Good old Lass is now out in the fields with the beef cows. I know she would still be producing milk for me, but her decision to not breed back, and after so many years of being such a wonderful milk cow for me, she deserves full retirement. She looks odd out there beside the beef cows that already are starting to look sleek as they munch the green grass. Lass looks bony and rather skinny in comparison. But the old girl’s eyes are bright, she is perky and content. Now the main milking girl is Heidi. While not quite the producer her mum Lass was, Heidi still is a grand girl. Willow, Lass’s adopted daughter, has a beautiful little udder for a half Jersey half Limousin cow. I have never trained her to be a milk cow but might the next time she calves. I decided to breed both Heidi and Willow artificially to a rather fancy looking Guernsey bull. This with luck will give us two milking heifers when the girls next calve. Somehow, after all these years of having milk cows, I just cannot bring myself to be without one… or two!
So, between getting the fields harrowed, fixing fence and moving animals from one paddock to another, it has been an eventful week since the snow finally left the ground. Darrell has been busy splitting more wood for the stoves as this past winter saw the woodshed depleted a tad faster than usual. Thank goodness he always has extra wood cut and stacked, albeit in large rounds that still need splitting. He always is thinking ahead. Now as the ground starts to warm, thoughts of spring planting once again enter our minds. On these sunny days, how hard it is to remind oneself to be patient and wait a while longer before getting out there in the vegetable plot! As soon as the ground dries up a wee bit more from our last round of rain, Darrell will be on the tractor rototilling the soil again. Preparing the garden for planting. In one cupboard under our kitchen counter, potatoes are sprouting, just begging to be planted. However, Darrell knows from experience they will have to wait a bit longer before going from cupboard to soil!
I love this time of a Sunday morning. As I sit here in the peace and quiet, I reflect on what transpired over the past week and contemplate what the coming one will bring. I think of all I am grateful for and resolutely push aside any negative thoughts. These days, with an arm that is almost but still not quite healed, I find myself trying to do more than maybe I should! Finding I pay for overdoing things the following day by having to rest a swollen and tender limb!
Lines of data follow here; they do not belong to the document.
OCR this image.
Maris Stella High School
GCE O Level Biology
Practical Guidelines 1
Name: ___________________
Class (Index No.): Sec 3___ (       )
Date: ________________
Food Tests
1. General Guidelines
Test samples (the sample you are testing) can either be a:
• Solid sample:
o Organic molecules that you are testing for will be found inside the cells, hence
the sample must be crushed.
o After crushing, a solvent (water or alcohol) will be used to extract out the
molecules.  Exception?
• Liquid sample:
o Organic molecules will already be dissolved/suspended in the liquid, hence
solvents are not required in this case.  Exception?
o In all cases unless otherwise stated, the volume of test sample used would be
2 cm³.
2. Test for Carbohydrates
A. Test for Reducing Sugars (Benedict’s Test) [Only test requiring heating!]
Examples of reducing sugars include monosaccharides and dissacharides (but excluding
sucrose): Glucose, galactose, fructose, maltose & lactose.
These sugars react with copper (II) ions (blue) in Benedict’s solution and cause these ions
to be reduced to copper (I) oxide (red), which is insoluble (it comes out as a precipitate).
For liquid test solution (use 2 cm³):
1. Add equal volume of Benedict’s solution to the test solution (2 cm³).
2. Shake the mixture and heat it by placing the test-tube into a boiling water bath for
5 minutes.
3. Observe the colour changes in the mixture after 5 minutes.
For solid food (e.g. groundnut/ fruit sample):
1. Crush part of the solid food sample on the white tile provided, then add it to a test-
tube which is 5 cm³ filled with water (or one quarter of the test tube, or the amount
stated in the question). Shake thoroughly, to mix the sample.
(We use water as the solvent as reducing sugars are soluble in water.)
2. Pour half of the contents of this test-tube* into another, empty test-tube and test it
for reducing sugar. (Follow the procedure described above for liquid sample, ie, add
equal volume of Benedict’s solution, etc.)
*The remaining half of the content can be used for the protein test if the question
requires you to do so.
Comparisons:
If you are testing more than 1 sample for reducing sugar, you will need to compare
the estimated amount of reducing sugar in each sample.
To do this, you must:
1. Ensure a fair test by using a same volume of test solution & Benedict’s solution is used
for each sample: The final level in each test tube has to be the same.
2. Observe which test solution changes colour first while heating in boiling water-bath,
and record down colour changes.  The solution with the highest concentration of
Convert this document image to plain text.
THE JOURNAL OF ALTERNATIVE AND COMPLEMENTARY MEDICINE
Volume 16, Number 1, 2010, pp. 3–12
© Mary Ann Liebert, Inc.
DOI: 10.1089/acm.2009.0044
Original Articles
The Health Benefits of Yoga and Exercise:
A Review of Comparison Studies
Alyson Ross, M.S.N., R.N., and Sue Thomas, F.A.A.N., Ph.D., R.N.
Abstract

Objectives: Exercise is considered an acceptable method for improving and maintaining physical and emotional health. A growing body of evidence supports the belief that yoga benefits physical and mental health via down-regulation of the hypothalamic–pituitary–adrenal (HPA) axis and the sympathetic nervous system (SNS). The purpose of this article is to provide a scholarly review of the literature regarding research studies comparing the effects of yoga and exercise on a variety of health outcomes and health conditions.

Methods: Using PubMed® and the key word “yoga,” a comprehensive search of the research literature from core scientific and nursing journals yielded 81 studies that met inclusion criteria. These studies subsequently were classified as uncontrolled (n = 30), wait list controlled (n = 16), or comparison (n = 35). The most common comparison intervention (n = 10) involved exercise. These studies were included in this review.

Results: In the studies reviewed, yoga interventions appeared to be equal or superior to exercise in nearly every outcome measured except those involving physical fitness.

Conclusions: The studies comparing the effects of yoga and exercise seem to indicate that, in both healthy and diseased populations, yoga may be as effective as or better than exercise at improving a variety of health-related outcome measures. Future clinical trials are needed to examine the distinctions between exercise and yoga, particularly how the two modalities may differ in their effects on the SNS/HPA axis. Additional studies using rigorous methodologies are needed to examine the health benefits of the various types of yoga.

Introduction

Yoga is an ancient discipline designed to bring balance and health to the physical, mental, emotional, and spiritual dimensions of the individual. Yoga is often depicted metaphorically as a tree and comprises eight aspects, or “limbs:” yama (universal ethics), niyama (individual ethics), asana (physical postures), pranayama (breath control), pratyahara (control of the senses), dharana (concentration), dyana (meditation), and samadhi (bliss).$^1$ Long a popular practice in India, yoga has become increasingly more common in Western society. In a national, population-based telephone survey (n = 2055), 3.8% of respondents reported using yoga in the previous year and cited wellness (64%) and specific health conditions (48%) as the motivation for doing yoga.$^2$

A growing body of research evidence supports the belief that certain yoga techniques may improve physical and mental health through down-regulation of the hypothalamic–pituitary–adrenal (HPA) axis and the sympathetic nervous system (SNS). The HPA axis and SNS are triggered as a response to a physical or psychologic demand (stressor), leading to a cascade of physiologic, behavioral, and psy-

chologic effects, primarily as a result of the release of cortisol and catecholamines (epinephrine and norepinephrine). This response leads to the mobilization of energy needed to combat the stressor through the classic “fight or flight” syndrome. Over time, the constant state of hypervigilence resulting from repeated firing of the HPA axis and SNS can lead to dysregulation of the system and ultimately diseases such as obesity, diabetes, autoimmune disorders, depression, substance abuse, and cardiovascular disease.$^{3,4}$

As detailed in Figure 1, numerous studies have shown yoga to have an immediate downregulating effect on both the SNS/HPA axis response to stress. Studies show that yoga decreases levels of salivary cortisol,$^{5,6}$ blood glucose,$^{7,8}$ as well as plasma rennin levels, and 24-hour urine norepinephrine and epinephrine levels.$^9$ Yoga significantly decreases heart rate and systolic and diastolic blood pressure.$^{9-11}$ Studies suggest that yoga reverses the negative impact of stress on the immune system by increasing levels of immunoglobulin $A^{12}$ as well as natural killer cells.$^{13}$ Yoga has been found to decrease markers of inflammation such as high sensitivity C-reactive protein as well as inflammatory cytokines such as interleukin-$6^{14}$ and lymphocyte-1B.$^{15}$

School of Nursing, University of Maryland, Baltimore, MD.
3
It is sometimes easy to feel a bit on the negative side, to let oneself slip down in the dumps and be sorry for oneself! Yet sitting here, watching the sky turn slightly pink as dawn approaches, I am again reminded today is a new day, a clean slate for us to make our mark on.
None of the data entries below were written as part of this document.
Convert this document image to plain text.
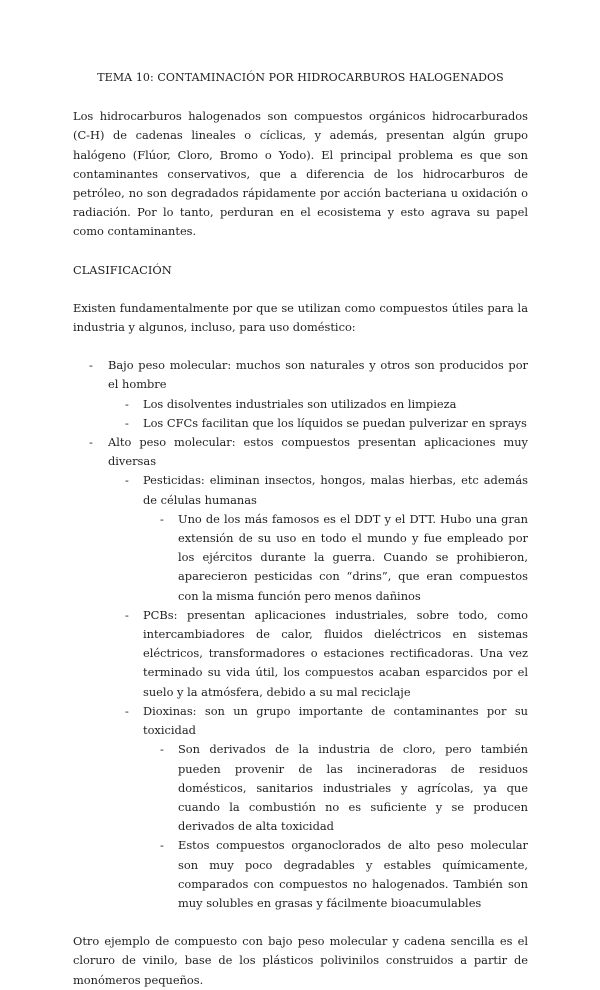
TEMA 10: CONTAMINACIÓN POR HIDROCARBUROS HALOGENADOS

Los hidrocarburos halogenados son compuestos orgánicos hidrocarburados (C-H) de cadenas lineales o cíclicas, y además, presentan algún grupo halógeno (Flúor, Cloro, Bromo o Yodo). El principal problema es que son contaminantes conservativos, que a diferencia de los hidrocarburos de petróleo, no son degradados rápidamente por acción bacteriana u oxidación o radiación. Por lo tanto, perduran en el ecosistema y esto agrava su papel como contaminantes.

CLASIFICACIÓN

Existen fundamentalmente por que se utilizan como compuestos útiles para la industria y algunos, incluso, para uso doméstico:

- Bajo peso molecular: muchos son naturales y otros son producidos por el hombre
- Los disolventes industriales son utilizados en limpieza
- Los CFCs facilitan que los líquidos se puedan pulverizar en sprays
- Alto peso molecular: estos compuestos presentan aplicaciones muy diversas
- Pesticidas: eliminan insectos, hongos, malas hierbas, etc además de células humanas
- Uno de los más famosos es el DDT y el DTT. Hubo una gran extensión de su uso en todo el mundo y fue empleado por los ejércitos durante la guerra. Cuando se prohibieron, aparecieron pesticidas con “drins”, que eran compuestos con la misma función pero menos dañinos
- PCBs: presentan aplicaciones industriales, sobre todo, como intercambiadores de calor, fluidos dieléctricos en sistemas eléctricos, transformadores o estaciones rectificadoras. Una vez terminado su vida útil, los compuestos acaban esparcidos por el suelo y la atmósfera, debido a su mal reciclaje
- Dioxinas: son un grupo importante de contaminantes por su toxicidad
- Son derivados de la industria de cloro, pero también pueden provenir de las incineradoras de residuos domésticos, sanitarios industriales y agrícolas, ya que cuando la combustión no es suficiente y se producen derivados de alta toxicidad
- Estos compuestos organoclorados de alto peso molecular son muy poco degradables y estables químicamente, comparados con compuestos no halogenados. También son muy solubles en grasas y fácilmente bioacumulables

Otro ejemplo de compuesto con bajo peso molecular y cadena sencilla es el cloruro de vinilo, base de los plásticos polivinilos construidos a partir de monómeros pequeños.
The sun is just about to peek over the horizon. Heidi’s calf, who has been penned up all night so I can take first milk of a morning, is mooing plaintively. A sign I need to get my milker put together and head out to begin morning chores. The trees are no longer dark silhouettes. Now, as the sun rises, their trunks are bathed in a golden light, their needles sparkle as the dew on them catches the sun’s rays. It is going to be a beautiful day. As I sit here for a few moments more I feel tears prick at the corners of my eyes. Not tears of sadness, but tears of joy. My cup runneth over.